Мы пошли в ресторан. Полученный гонорар и напечатанный фельетон сделали меня болтливым. В ответ на дальнейшие расспросы нового знакомого я стал конспирировать и пространно лгать. Из того, что я говорил, можно было заключить, будто я, вольный художник, издержался по дороге в Крым, неумеренно посещая кабачки, подвалы и иные увеселительные места. Досадное это происшествие, однако, легко исправить: у моих родителей есть усадьба, земля, винокуренный завод, пышные сады. «Деятель» насупился, слушая это повествование. Изредка он, впрочем, двусмысленно и хмуро усмехался. Ответы его о себе на мои вопросы были туманны. Казалось также странным, что он слово в слово повторил мой рассказ. Он тоже писатель, приехал принимать грязевые ванны, у его отца есть тоже поместье, паровая мельница, сад. Я даже подумал, не издевается ли «деятель» надо мной, но он уже насвистывал песенку и помахивал шляпой.
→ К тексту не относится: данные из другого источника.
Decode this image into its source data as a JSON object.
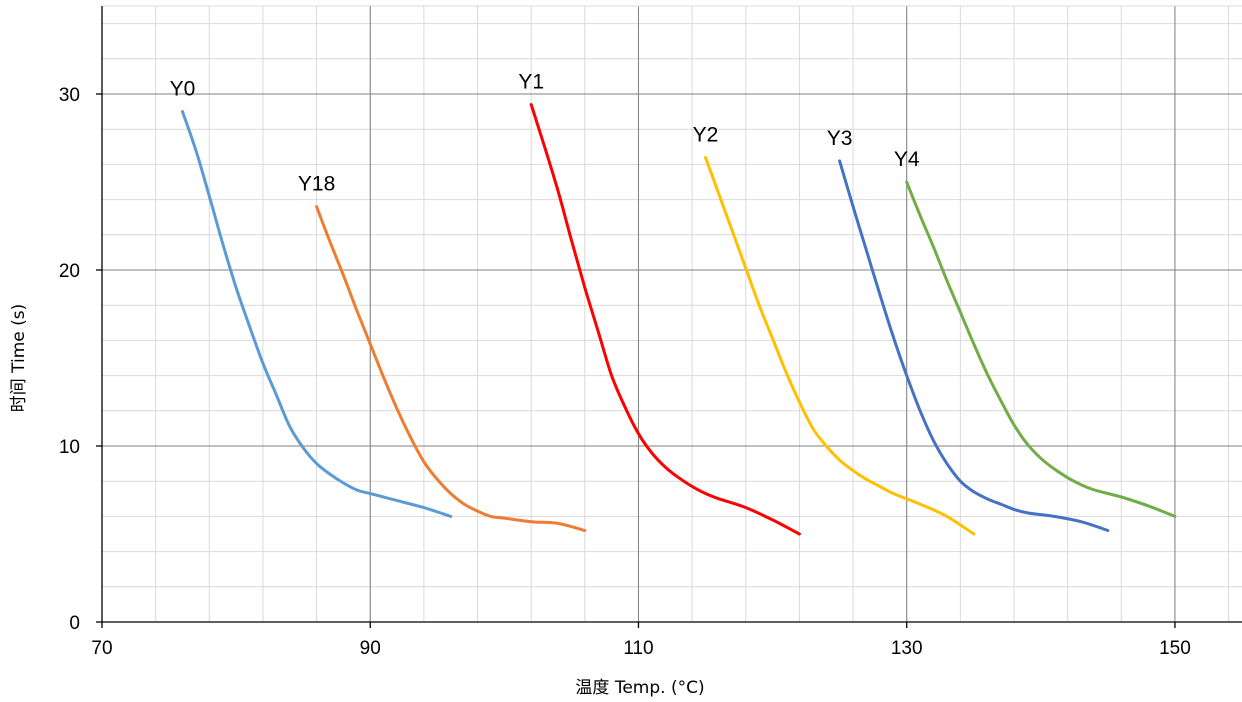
{
  "chart_data": {
    "type": "line",
    "xlabel": "温度 Temp. (°C)",
    "ylabel": "时间 Time (s)",
    "xlim": [
      70,
      155
    ],
    "ylim": [
      0,
      35
    ],
    "x_ticks": [
      70,
      90,
      110,
      130,
      150
    ],
    "y_ticks": [
      0,
      10,
      20,
      30
    ],
    "x_minor_step": 4,
    "y_minor_step": 2,
    "grid": true,
    "legend": "none (series labelled at line start)",
    "series": [
      {
        "name": "Y0",
        "color": "#5b9bd5",
        "x": [
          76,
          77,
          78,
          79,
          80,
          81,
          82,
          83,
          84,
          85,
          86,
          87,
          88,
          89,
          90,
          92,
          94,
          96
        ],
        "y": [
          29.0,
          26.8,
          24.2,
          21.5,
          19.0,
          16.8,
          14.7,
          12.9,
          11.1,
          9.9,
          9.0,
          8.4,
          7.9,
          7.5,
          7.3,
          6.9,
          6.5,
          6.0
        ]
      },
      {
        "name": "Y18",
        "color": "#ed7d31",
        "x": [
          86,
          87,
          88,
          89,
          90,
          91,
          92,
          93,
          94,
          95,
          96,
          97,
          98,
          99,
          100,
          102,
          104,
          106
        ],
        "y": [
          23.6,
          21.6,
          19.7,
          17.7,
          15.8,
          13.9,
          12.1,
          10.5,
          9.1,
          8.1,
          7.3,
          6.7,
          6.3,
          6.0,
          5.9,
          5.7,
          5.6,
          5.2
        ]
      },
      {
        "name": "Y1",
        "color": "#ff0000",
        "x": [
          102,
          103,
          104,
          105,
          106,
          107,
          108,
          109,
          110,
          111,
          112,
          113,
          114,
          115,
          116,
          118,
          120,
          122
        ],
        "y": [
          29.4,
          27.0,
          24.5,
          21.7,
          19.0,
          16.5,
          14.0,
          12.2,
          10.7,
          9.6,
          8.8,
          8.2,
          7.7,
          7.3,
          7.0,
          6.5,
          5.8,
          5.0
        ]
      },
      {
        "name": "Y2",
        "color": "#ffc000",
        "x": [
          115,
          116,
          117,
          118,
          119,
          120,
          121,
          122,
          123,
          124,
          125,
          126,
          127,
          128,
          129,
          131,
          133,
          135
        ],
        "y": [
          26.4,
          24.3,
          22.2,
          20.1,
          18.0,
          16.1,
          14.2,
          12.5,
          11.0,
          10.0,
          9.2,
          8.6,
          8.1,
          7.7,
          7.3,
          6.7,
          6.0,
          5.0
        ]
      },
      {
        "name": "Y3",
        "color": "#4472c4",
        "x": [
          125,
          126,
          127,
          128,
          129,
          130,
          131,
          132,
          133,
          134,
          135,
          136,
          137,
          138,
          139,
          141,
          143,
          145
        ],
        "y": [
          26.2,
          23.6,
          21.1,
          18.6,
          16.2,
          14.0,
          12.0,
          10.3,
          9.0,
          8.0,
          7.4,
          7.0,
          6.7,
          6.4,
          6.2,
          6.0,
          5.7,
          5.2
        ]
      },
      {
        "name": "Y4",
        "color": "#70ad47",
        "x": [
          130,
          131,
          132,
          133,
          134,
          135,
          136,
          137,
          138,
          139,
          140,
          141,
          142,
          143,
          144,
          146,
          148,
          150
        ],
        "y": [
          25.0,
          23.1,
          21.3,
          19.4,
          17.6,
          15.8,
          14.1,
          12.6,
          11.2,
          10.1,
          9.3,
          8.7,
          8.2,
          7.8,
          7.5,
          7.1,
          6.6,
          6.0
        ]
      }
    ]
  }
}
В ресторане «деятель» попросил «графинчик», выпил с видом искушённым и многоопытным. Я громко потребовал карту, морщась, долго держал её в руках, заказал шашлык и тоже «графинчик». Спустя четверть часа мы сидели потные, красные, с возбуждённо блестящими глазами. Я вспомнил о своём чудесном саде, в котором зрели необычайные груши.
— Брось, — неожиданно и откровенно перебил меня «земский деятель», не очень трезво икая и переходя на «ты». — Брось, брат, вола вертеть. Сову видно по полёту. Никакого у тебя сада и в помине нет.
— Может быть, это у вас нет сада! — ответил я вежливо, но обидевшись.
«Деятель» покрутил головой, мастерски опрокинул в рот рюмку водки, не закусывая, рассудительно и спокойно сказал, поглядывая на меня поверх очков:
— А ты как думал? Никакого сада ни у тебя, ни у меня нет и не будет.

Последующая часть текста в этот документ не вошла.